Saturday, July 17, 2004

More on yellowcake and yellow journalism

[NOTE TO READERS: Blogger has revamped its interface. Alas, it seems that there are bugs. When I upoloaded this piece originally, the format of the entire site went crazy -- posts went into the links section. I'll fix things as soon as Blogger tells me what went wrong.]
 
The rightists made a massive stink out of the Senate Intelligence Committee's report which, according to the Washington Post summary, painted JoesephWilson as a liar. The Coultergeist was particularly obnoxious especially when she (falsely) referred to Valerie Plame as a CIA "benchwarmer." How many benchwarmers operate under Non-Official Cover?
 
Turns out the Post story got it wrong. From a response published in Salon:
The Washington Post story, meanwhile, took the disputed Senate report conclusions even further. It stated in its lead that Wilson was "specifically recommended for the mission by his wife ... contrary to what he has said publicly." In the interview, Wilson argued that the Post story failed to make clear that only the intelligence panel's Republicans, and not its Democrats, came to that conclusion. He said he has written a letter of protest to the Post.

The Post article also contained one acknowledged error: In trying to build a case that Wilson's Niger trip had actually bolstered the administration's claims, Schmidt wrote that Wilson had told the CIA that Iraq had tried to buy 400 tons of uranium from Niger in 1998. In fact, it was Iran that Wilson said had tried to make the purchase, as the Senate report states. The Post ran a correction.


The only serious dispute tending to impugn Wilson's version of events concerns the question of whether his wife suggested him for the job. I fail to see the importance of this issue, or how it can be used to justify Bush's infamous 16-word exercise in deception.

Wilson has persuasively defended his position against the blatherings of the Senate Republicans: 

The conclusion is apparently based on one anodyne quote from a memo Valerie Plame, my wife, sent to her superiors that says, "My husband has good relations with the PM [prime minister] and the former Minister of Mines (not to mention lots of French contacts), both of whom could possibly shed light on this sort of activity." There is no suggestion or recommendation in that statement that I be sent on the trip. Indeed it is little more than a recitation of my contacts and bona fides. The conclusion is reinforced by comments in the body of the report that a CPD [Counterproliferation Division] reports officer stated that "the former ambassador's wife 'offered up his name'" (page 39) and a State Department intelligence and research officer stated that the "meeting was 'apparently convened by [the former ambassador's] wife who had the idea to dispatch him to use his contacts to sort out the Iraq-Niger uranium issue."

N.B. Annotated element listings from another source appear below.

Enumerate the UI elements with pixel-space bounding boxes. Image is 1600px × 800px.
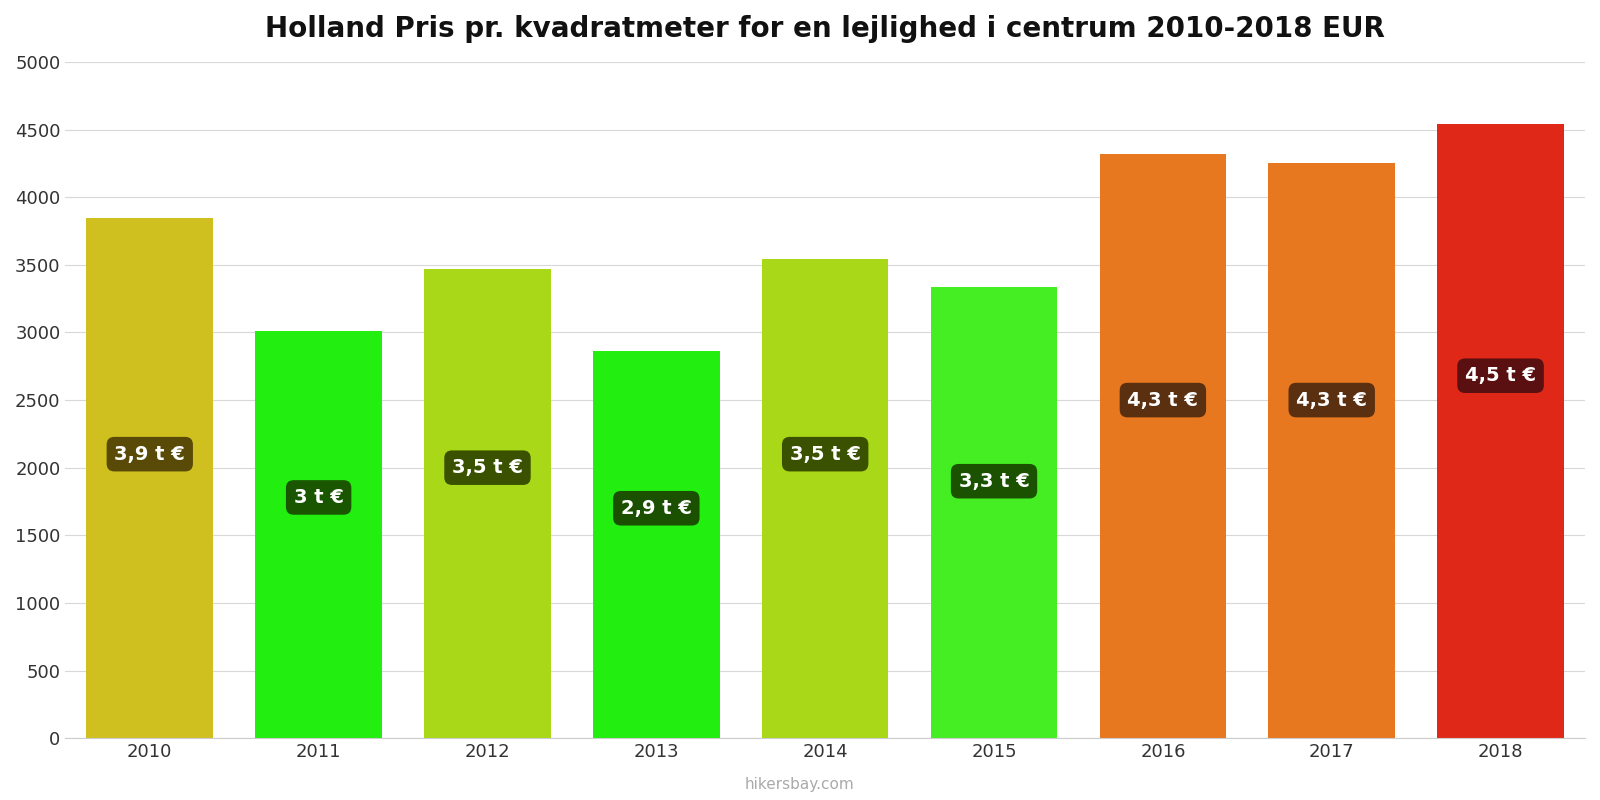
Text: 3 t €: 3 t € [294,488,344,507]
Text: 4,5 t €: 4,5 t € [1466,366,1536,386]
Text: 3,3 t €: 3,3 t € [958,472,1029,490]
Bar [424,269,550,738]
Bar [762,259,888,738]
Text: 3,9 t €: 3,9 t € [115,445,186,464]
Bar [1437,123,1563,738]
Bar [594,351,720,738]
Bar [1269,163,1395,738]
Text: 3,5 t €: 3,5 t € [453,458,523,477]
Text: 2,9 t €: 2,9 t € [621,498,691,518]
Bar [86,218,213,738]
Bar [1099,154,1226,738]
Title: Holland Pris pr. kvadratmeter for en lejlighed i centrum 2010-2018 EUR: Holland Pris pr. kvadratmeter for en lej… [266,15,1386,43]
Text: hikersbay.com: hikersbay.com [746,777,854,792]
Text: 4,3 t €: 4,3 t € [1128,390,1198,410]
Bar [256,331,382,738]
Text: 3,5 t €: 3,5 t € [790,445,861,464]
Text: 4,3 t €: 4,3 t € [1296,390,1366,410]
Bar [931,287,1058,738]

In fact, Valerie was not in the meeting at which the subject of my trip was raised. Neither was the CPD reports officer. After having escorted me into the room, she [Valerie] departed the meeting to avoid even the appearance of conflict of interest. It was at that meeting where the question of my traveling to Niger was broached with me for the first time and came only after a thorough discussion of what the participants did and did not know about the subject.


 
Needless to say, conservative "journalists" refused to wait to hear this side of the story before pronouncing Wilson a liar.
 
Other rightists have tried to defend those 16 words by pointing to the U.K.'s Butler report. That report was damningly harsh on the deceptive intelligence leading up to the war (a side of the story ignored by G.O.P. propagandists), but it did claim that Britain had agents-in-place within Iraq whose information tended to buttress the Niger story.
 
The Los Angeles Times and other news outlets have called into question the reliability of this data -- data which persuaded neither the CIA nor any other non-British intelligence agency. We have no independent way of knowing who these "inside" individuals were or what position they hoped to gain in post-war Iraq. They may well have presumed (not at all unreasonably) that Chalabi would be running the place. Many believe that Chalabi's INC, which was running a fake document shop, put together the Niger forgeries in the first place.
 
Defectors and agents-in-place have a long history of telling their secret paymasters what they think the paymasters want to hear. Doubt it? Do some Google research. Start by typing in the names "Angleton"and "Golitsyn." 
 
There are three major reasons for presuming that the whole "yellowcake" tale was never anything but a scam:
 
1. Bush distanced himself from the story and had DCI Tenet fall on his sword, even though Tenet was not really responsible. If those 16 words were verifiably true, why would Bush act embarrassed by them? Why not embrace them?
 
2. Niger's uranium is controlled by an international cartel. Any alleged discussion between Saddam Hussein's representatives and a Nigerian official simply would not have mattered.
 
3. If the story was something other than disinformation, why was it "proven" by demonstrably forged documentation? A factual allegation does not require forged evidence.